Anticoagulants & Antiplatelets

Antithrombotic therapy encompasses anticoagulants (targeting the clotting cascade) and antiplatelets (targeting platelet activation) — essential in managing venous thromboembolism, atrial fibrillation, and acute coronary syndromes.

Warfarin is a vitamin K antagonist. It inhibits vitamin K epoxide reductase (VKOR), preventing recycling of vitamin K to its active hydroquinone form, which is required as a cofactor for gamma-carboxylation of clotting factors II, VII, IX, X (and anticoagulants protein C and S). This reduces production of functional clotting factors. The anticoagulant effect is delayed until existing factors are cleared (factor VII has the shortest half-life ~6 hours — INR rises first; full effect takes 3–5 days). Monitoring: INR (International Normalised Ratio). Therapeutic range is 2.0–3.0 for most indications (2.5–3.5 for mechanical heart valves). Warfarin has enormous pharmacokinetic and pharmacodynamic variability due to: CYP2C9 polymorphisms (metabolises S-warfarin), VKOR polymorphisms, and hundreds of drug interactions. Drugs that inhibit CYP2C9 (fluconazole, amiodarone, metronidazole) increase warfarin effect; inducers (rifampicin, carbamazepine) reduce it. Dietary vitamin K (green vegetables) antagonises warfarin effect. Reversal: vitamin K (slow, 12–24 hours for oral; 4–6 hours for IV), or 4-factor prothrombin complex concentrate (4F-PCC — rapid reversal for major bleeding or emergency surgery).

Heparin is an indirect thrombin inhibitor: it binds and activates antithrombin III (AT-III), which then rapidly inhibits thrombin (factor IIa) and factor Xa. Unfractionated heparin (UFH) inhibits both thrombin and Xa; monitoring via APTT (1.5–2.5× normal). UFH is reversible with protamine sulphate. Low molecular weight heparins (LMWH — enoxaparin, dalteparin) predominantly inhibit factor Xa, have more predictable pharmacokinetics, longer half-life, and do not require routine monitoring. They are renally cleared — avoid or reduce dose in severe CKD. Dose-adjusted enoxaparin via anti-Xa levels in obesity and renal impairment.

Direct oral anticoagulants (DOACs) target single clotting factors directly without requiring AT-III. Factor Xa inhibitors: apixaban and rivaroxaban bind directly to factor Xa. Rivaroxaban is once-daily for most indications; apixaban is twice-daily with lower GI bleeding rates. Direct thrombin inhibitors: dabigatran inhibits thrombin directly, twice-daily, with dabigatran etexilate as the prodrug. DOACs have predictable pharmacokinetics, no routine monitoring requirement, fewer drug interactions than warfarin, and demonstrated non-inferiority or superiority in clinical trials (RE-LY, ROCKET-AF, ARISTOTLE). Reversal: idarucizumab for dabigatran; andexanet alfa for factor Xa inhibitors (or 4F-PCC as alternative).

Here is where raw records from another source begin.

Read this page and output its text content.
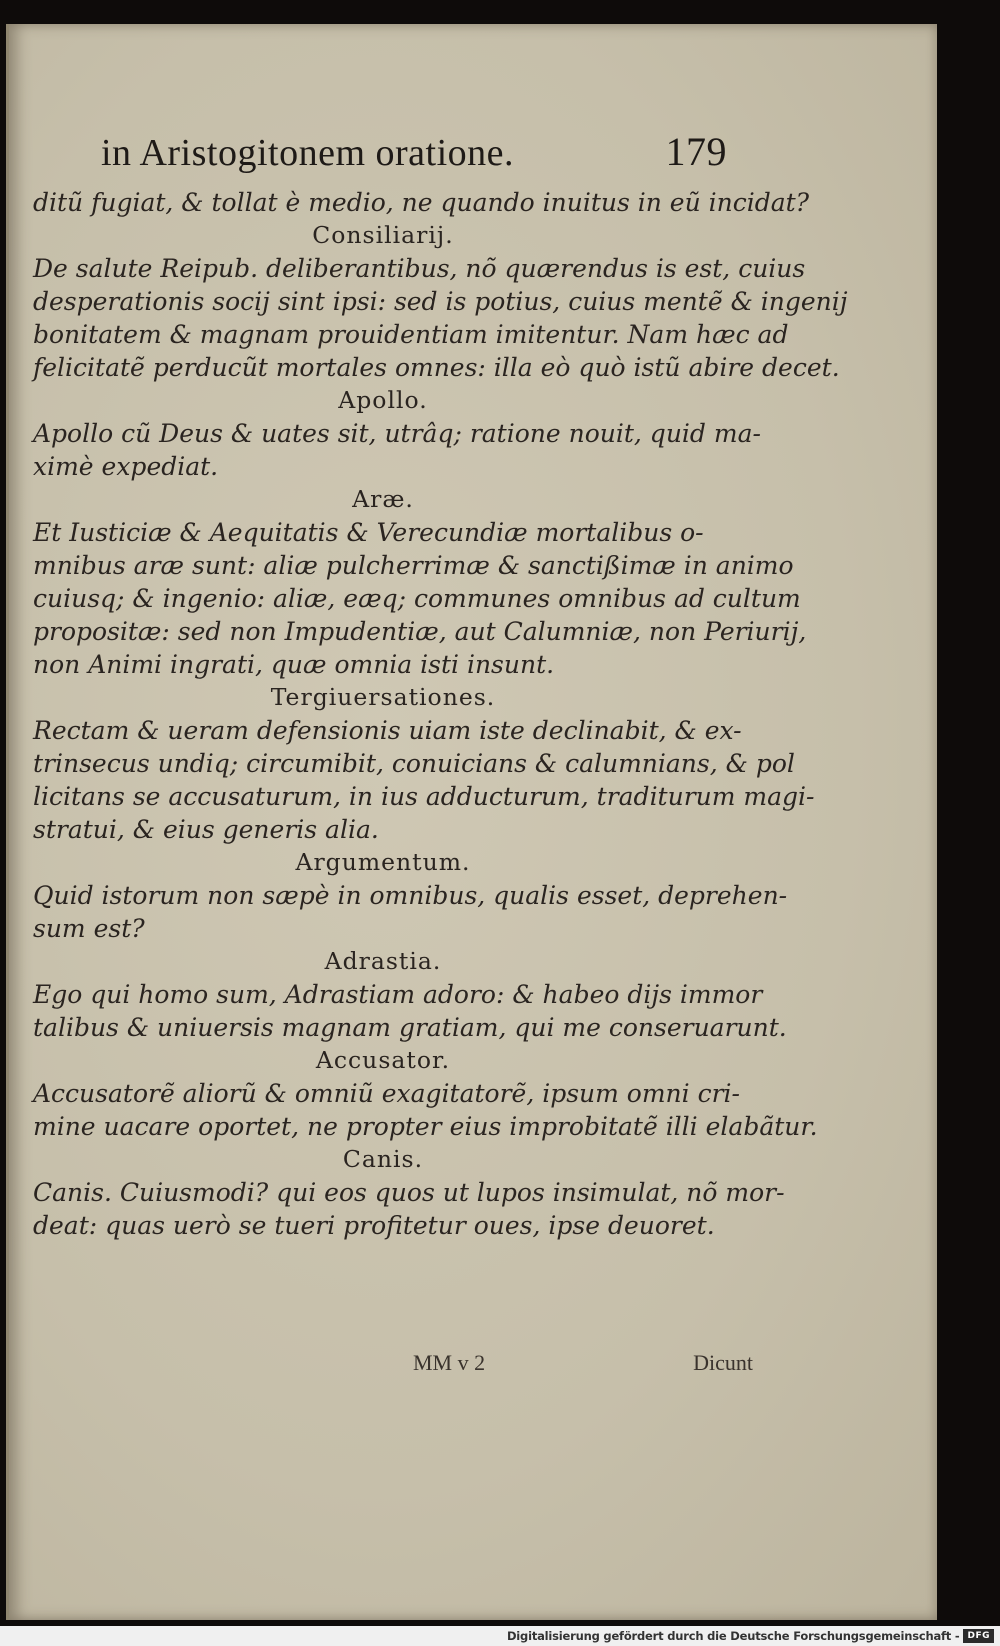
in Aristogitonem oratione.	179
ditũ fugiat, & tollat è medio, ne quando inuitus in eũ incidat?
Consiliarij.
De salute Reipub. deliberantibus, nõ quærendus is est, cuius
desperationis socij sint ipsi: sed is potius, cuius mentẽ & ingenij
bonitatem & magnam prouidentiam imitentur. Nam hæc ad
felicitatẽ perducũt mortales omnes: illa eò quò istũ abire decet.
Apollo.
Apollo cũ Deus & uates sit, utrâq; ratione nouit, quid ma-
ximè expediat.
Aræ.
Et Iusticiæ & Aequitatis & Verecundiæ mortalibus o-
mnibus aræ sunt: aliæ pulcherrimæ & sanctißimæ in animo
cuiusq; & ingenio: aliæ, eæq; communes omnibus ad cultum
propositæ: sed non Impudentiæ, aut Calumniæ, non Periurij,
non Animi ingrati, quæ omnia isti insunt.
Tergiuersationes.
Rectam & ueram defensionis uiam iste declinabit, & ex-
trinsecus undiq; circumibit, conuicians & calumnians, & pol
licitans se accusaturum, in ius adducturum, traditurum magi-
stratui, & eius generis alia.
Argumentum.
Quid istorum non sæpè in omnibus, qualis esset, deprehen-
sum est?
Adrastia.
Ego qui homo sum, Adrastiam adoro: & habeo dijs immor
talibus & uniuersis magnam gratiam, qui me conseruarunt.
Accusator.
Accusatorẽ aliorũ & omniũ exagitatorẽ, ipsum omni cri-
mine uacare oportet, ne propter eius improbitatẽ illi elabãtur.
Canis.
Canis. Cuiusmodi? qui eos quos ut lupos insimulat, nõ mor-
deat: quas uerò se tueri profitetur oues, ipse deuoret.
MM v 2	Dicunt
Digitalisierung gefördert durch die Deutsche Forschungsgemeinschaft - DFG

Aspirin irreversibly inhibits COX-1 in platelets, preventing thromboxane A2 synthesis and platelet aggregation. Because platelets have no nucleus, this effect lasts the platelet's lifespan (~7–10 days). Low-dose aspirin (75–100 mg) achieves maximal COX-1 inhibition with minimal GI effects. Used for secondary prevention of cardiovascular events.

Clopidogrel (and prasugrel, ticagrelor) are ADP receptor (P2Y12) antagonists. Clopidogrel is a prodrug requiring CYP2C19 activation — poor metabolisers (up to 30% of East Asians) have reduced efficacy. Ticagrelor is directly active and reversible. Dual antiplatelet therapy (DAPT — aspirin + P2Y12 inhibitor) is standard after acute coronary syndrome or coronary stent implantation for 12 months.